Update, June 20, 2013 : Want to see what a vigilante granny looks like? Check out this short film released today about the Game Jam contest.
Gaming is not always just for fun. We’ve teamed up with the charity Cancer Research UK and other technology companies to help design and develop a mobile game to accelerate cures for cancer. Our goal is ambitious: to allow anyone with a smart phone and five minutes to spare to play an enjoyable game that will simultaneously investigate vital scientific data.
More than 50 ‘hackers’ – computer programmers, gamers, graphic designers and other specialists – joined with six Cancer Research Scientists last weekend in a ‘GameJam’ to turn Cancer Research UK’s raw gene data into a game format, and to identify new, engaging and scientifically robust ways for the public to help analyse gene data. An agency will use the hackathon’s results to build the game, tentatively titled GeneRun, for launch in the summer of 2013.

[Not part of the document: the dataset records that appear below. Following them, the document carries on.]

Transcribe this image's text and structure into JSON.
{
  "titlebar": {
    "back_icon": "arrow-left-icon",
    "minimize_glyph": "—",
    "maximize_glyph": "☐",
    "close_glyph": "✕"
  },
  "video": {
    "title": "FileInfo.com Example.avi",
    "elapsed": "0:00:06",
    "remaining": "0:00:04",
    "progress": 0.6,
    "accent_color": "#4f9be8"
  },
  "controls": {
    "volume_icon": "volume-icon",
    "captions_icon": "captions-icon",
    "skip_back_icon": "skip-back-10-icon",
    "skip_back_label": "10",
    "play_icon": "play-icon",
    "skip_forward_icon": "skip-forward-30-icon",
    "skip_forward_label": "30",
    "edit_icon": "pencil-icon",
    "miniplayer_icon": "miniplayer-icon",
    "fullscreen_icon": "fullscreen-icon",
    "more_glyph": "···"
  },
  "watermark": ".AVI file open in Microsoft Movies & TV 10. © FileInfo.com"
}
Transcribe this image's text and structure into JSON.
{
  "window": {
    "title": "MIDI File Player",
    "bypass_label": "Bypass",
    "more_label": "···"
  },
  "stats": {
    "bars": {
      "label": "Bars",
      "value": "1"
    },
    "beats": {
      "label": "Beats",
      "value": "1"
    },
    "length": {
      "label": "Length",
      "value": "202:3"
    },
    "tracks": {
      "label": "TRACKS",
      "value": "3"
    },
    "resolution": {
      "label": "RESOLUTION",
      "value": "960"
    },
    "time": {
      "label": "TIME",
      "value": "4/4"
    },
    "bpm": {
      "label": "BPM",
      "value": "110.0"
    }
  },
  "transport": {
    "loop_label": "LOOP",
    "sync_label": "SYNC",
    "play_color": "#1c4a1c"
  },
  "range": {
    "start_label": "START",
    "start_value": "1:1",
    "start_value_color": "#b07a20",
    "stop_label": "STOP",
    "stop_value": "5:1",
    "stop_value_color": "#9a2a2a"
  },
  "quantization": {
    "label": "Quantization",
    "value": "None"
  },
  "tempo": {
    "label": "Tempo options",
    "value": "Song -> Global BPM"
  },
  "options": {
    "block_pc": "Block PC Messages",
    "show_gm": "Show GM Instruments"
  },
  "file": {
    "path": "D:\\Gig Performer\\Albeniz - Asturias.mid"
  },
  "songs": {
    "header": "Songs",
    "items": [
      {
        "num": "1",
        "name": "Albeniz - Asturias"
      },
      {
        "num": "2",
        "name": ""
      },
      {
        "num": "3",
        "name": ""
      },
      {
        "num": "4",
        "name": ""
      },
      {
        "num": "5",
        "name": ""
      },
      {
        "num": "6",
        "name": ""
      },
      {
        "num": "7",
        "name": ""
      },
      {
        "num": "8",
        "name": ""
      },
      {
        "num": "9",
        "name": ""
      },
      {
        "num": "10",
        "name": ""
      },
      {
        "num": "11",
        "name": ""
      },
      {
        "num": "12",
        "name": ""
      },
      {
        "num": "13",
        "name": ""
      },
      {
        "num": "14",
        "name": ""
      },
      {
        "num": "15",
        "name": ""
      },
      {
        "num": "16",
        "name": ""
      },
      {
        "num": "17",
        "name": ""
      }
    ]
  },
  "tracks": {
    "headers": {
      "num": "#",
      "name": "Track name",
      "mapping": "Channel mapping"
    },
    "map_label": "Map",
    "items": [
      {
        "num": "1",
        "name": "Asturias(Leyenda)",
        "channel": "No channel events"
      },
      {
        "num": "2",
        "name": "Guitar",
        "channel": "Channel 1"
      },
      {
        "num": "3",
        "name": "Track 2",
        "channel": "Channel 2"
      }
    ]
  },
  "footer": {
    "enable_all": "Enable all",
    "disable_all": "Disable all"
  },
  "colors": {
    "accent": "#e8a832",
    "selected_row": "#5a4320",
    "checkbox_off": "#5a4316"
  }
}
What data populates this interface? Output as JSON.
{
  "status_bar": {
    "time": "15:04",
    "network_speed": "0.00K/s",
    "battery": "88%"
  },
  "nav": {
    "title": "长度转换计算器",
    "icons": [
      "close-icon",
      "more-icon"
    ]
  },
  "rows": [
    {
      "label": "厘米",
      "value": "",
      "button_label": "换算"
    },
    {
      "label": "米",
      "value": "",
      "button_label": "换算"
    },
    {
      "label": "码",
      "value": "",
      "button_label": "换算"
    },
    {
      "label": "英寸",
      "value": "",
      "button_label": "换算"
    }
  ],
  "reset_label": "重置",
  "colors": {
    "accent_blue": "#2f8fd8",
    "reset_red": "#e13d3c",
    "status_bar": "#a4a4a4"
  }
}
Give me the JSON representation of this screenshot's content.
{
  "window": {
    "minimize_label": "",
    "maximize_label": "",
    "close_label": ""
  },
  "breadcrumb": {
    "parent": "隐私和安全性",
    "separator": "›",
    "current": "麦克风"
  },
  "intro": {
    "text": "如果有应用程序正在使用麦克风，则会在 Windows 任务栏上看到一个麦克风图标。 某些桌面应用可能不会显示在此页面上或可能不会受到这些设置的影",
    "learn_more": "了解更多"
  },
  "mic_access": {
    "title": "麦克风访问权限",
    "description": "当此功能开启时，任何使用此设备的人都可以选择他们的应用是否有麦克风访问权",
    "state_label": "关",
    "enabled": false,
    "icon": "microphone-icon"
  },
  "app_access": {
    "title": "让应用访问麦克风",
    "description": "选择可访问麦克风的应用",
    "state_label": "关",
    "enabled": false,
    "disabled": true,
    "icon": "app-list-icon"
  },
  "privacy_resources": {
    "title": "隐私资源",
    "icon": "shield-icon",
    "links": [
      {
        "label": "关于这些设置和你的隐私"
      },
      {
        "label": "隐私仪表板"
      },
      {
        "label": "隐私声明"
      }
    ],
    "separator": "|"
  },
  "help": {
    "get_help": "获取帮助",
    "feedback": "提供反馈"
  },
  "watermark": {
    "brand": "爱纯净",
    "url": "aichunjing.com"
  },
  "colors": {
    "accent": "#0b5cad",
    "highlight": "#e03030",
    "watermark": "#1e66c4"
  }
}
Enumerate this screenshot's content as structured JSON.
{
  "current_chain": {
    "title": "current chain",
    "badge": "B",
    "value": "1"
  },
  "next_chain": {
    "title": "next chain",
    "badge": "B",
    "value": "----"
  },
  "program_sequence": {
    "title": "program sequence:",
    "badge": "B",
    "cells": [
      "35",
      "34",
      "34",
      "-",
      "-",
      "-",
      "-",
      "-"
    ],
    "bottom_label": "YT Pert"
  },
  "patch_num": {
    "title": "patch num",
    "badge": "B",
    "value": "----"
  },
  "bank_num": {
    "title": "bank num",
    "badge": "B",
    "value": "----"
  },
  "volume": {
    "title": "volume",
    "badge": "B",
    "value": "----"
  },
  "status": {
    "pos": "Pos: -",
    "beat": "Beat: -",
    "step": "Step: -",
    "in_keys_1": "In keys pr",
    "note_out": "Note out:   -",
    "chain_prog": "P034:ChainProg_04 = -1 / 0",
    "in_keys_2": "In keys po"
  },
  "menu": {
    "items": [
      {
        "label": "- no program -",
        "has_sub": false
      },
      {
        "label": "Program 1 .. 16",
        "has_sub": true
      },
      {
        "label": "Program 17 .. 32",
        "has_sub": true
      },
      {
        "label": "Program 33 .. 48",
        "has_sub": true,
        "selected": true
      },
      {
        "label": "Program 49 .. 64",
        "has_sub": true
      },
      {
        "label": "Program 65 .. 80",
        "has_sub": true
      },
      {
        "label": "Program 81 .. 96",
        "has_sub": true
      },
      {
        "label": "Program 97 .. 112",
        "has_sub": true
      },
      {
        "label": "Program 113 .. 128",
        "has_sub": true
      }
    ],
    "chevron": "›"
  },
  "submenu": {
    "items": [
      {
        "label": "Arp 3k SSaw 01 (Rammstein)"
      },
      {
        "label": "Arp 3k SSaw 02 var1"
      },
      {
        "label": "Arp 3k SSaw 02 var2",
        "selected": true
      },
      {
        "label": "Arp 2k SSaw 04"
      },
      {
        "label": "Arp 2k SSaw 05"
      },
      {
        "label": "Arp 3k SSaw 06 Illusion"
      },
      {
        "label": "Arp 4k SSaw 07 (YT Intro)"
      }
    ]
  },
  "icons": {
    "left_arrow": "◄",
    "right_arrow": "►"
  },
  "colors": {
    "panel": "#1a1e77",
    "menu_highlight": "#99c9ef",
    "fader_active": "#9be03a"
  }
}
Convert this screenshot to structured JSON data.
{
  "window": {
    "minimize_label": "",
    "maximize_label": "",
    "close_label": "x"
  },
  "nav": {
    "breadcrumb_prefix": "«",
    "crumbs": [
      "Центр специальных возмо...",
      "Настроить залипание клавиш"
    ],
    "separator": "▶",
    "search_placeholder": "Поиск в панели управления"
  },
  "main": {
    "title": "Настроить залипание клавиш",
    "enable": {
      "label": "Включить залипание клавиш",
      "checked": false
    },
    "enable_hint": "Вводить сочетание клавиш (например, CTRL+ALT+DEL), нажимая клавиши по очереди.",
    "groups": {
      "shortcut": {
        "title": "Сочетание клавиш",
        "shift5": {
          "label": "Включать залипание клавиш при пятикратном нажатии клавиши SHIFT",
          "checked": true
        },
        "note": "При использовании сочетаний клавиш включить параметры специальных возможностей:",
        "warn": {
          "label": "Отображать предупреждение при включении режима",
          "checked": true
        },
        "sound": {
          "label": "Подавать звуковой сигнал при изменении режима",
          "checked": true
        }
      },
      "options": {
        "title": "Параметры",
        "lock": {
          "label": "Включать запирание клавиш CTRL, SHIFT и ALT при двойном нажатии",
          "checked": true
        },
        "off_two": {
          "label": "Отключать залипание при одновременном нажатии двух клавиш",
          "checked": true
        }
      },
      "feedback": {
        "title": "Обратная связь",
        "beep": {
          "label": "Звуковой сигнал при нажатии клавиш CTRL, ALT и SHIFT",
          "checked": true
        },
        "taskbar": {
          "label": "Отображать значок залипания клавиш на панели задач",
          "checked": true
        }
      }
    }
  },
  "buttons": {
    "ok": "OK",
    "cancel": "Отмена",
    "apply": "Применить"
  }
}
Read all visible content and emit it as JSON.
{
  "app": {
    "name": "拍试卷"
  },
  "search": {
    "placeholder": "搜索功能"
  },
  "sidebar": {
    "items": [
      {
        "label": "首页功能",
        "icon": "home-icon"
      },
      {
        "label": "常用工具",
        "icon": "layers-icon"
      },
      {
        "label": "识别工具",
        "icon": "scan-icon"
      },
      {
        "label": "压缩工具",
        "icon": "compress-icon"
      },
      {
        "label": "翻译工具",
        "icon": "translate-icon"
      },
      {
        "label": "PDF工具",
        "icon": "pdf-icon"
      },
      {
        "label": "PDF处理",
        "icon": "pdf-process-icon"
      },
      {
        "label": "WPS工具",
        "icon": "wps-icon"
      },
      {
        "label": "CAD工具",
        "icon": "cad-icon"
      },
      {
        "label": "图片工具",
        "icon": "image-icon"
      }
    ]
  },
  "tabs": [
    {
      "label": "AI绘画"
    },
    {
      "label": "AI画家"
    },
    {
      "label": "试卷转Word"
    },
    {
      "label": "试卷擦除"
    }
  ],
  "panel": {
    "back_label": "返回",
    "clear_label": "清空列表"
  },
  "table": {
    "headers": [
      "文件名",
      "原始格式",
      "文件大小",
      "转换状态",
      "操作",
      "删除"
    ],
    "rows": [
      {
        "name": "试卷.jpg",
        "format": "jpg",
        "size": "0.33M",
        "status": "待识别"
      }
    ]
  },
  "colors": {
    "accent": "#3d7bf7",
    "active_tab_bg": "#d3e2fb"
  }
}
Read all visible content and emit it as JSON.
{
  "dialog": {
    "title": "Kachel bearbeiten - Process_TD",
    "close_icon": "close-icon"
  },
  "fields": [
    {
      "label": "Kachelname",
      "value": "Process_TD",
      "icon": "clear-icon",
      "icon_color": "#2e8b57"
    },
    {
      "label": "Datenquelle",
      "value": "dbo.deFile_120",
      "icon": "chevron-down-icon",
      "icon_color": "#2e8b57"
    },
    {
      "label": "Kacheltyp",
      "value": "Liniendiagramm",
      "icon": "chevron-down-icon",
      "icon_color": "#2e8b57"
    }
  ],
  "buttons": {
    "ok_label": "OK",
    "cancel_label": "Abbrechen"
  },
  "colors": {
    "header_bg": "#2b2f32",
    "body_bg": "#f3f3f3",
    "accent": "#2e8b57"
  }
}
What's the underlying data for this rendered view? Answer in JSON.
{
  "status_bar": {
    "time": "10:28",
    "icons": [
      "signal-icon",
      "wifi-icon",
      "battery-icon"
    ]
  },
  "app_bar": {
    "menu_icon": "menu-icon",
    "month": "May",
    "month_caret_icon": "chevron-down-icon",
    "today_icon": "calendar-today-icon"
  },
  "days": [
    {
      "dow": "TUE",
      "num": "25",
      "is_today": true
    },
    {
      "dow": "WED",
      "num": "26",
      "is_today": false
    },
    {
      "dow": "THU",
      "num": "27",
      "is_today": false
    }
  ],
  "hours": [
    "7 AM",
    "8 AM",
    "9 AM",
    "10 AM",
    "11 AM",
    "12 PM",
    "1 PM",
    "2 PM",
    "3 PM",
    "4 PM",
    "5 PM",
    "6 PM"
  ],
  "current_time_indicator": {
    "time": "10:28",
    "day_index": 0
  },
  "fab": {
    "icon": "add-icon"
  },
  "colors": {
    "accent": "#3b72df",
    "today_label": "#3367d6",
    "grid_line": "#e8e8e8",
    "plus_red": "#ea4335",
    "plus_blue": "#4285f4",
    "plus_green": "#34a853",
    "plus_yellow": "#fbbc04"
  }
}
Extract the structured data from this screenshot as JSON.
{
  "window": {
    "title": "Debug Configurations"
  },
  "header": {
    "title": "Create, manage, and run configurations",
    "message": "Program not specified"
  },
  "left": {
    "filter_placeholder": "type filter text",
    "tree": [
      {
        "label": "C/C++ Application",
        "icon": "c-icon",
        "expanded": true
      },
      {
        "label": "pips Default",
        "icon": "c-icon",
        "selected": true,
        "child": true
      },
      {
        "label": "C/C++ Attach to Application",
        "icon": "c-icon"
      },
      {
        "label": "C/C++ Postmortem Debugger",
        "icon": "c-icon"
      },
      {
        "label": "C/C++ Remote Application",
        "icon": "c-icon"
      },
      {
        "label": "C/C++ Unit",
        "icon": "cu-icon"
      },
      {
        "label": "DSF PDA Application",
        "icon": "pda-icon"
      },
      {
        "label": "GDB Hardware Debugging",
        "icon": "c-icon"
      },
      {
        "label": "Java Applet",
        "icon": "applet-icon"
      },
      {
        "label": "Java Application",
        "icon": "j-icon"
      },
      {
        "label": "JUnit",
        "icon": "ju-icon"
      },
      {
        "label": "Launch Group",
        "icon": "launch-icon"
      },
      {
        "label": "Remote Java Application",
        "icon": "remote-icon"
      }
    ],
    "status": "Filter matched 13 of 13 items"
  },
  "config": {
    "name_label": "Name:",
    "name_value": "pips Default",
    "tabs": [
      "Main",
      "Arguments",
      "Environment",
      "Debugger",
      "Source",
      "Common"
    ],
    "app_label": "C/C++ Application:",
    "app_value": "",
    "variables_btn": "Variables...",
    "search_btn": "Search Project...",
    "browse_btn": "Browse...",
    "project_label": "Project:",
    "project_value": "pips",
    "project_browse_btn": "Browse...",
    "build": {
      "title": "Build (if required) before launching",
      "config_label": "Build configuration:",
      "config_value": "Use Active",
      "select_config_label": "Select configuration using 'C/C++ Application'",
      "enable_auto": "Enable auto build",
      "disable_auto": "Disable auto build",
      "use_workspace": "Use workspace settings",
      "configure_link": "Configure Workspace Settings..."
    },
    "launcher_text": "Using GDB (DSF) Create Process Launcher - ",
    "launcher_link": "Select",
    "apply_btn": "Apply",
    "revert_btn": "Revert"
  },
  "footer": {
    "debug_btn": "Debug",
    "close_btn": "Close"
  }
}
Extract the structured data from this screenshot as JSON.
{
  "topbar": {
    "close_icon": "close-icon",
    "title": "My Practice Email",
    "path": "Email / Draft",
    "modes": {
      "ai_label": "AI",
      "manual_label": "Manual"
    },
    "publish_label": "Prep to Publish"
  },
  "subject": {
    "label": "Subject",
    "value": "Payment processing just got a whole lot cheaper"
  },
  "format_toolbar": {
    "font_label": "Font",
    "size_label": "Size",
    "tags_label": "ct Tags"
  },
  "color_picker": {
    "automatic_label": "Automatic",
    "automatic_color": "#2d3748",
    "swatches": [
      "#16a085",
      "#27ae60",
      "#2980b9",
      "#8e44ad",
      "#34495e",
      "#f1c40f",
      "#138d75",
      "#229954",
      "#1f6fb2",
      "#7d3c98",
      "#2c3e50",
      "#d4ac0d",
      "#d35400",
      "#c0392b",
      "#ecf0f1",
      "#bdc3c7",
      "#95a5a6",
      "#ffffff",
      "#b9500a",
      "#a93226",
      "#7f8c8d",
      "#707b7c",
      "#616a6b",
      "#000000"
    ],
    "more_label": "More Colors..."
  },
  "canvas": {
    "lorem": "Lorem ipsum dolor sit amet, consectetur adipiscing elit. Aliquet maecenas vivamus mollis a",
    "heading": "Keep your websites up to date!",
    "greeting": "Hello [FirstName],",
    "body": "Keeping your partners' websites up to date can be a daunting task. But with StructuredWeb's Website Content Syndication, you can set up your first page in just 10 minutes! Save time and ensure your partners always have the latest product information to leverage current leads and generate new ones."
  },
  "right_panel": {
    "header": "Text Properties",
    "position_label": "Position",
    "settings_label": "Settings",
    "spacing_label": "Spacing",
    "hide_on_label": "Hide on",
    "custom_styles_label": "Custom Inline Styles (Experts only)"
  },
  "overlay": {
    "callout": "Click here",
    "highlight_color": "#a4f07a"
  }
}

Cancer Research UK is investing in studies to discover the genetic faults driving cancer. This research produces colossal amounts of data. We believe the collective power of hundreds of thousands of people across the globe helping our scientists to analyse this data could drastically speed up research – hopefully saving lives faster. Citizen science is a new way of including the public in scientific research outside the laboratory.
This is the charity’s second collaboration with the Citizen Science Alliance. The first game, Cell Slider, launched as a Beta test in October 2012 to analyse archived cancer tissue samples.
It's encouraging to see how technology and the collective power of people across the globe can help to find new ways to accelerate cures for cancer. Let’s hope GeneRun provides a lot of fun - and inspiring treatments.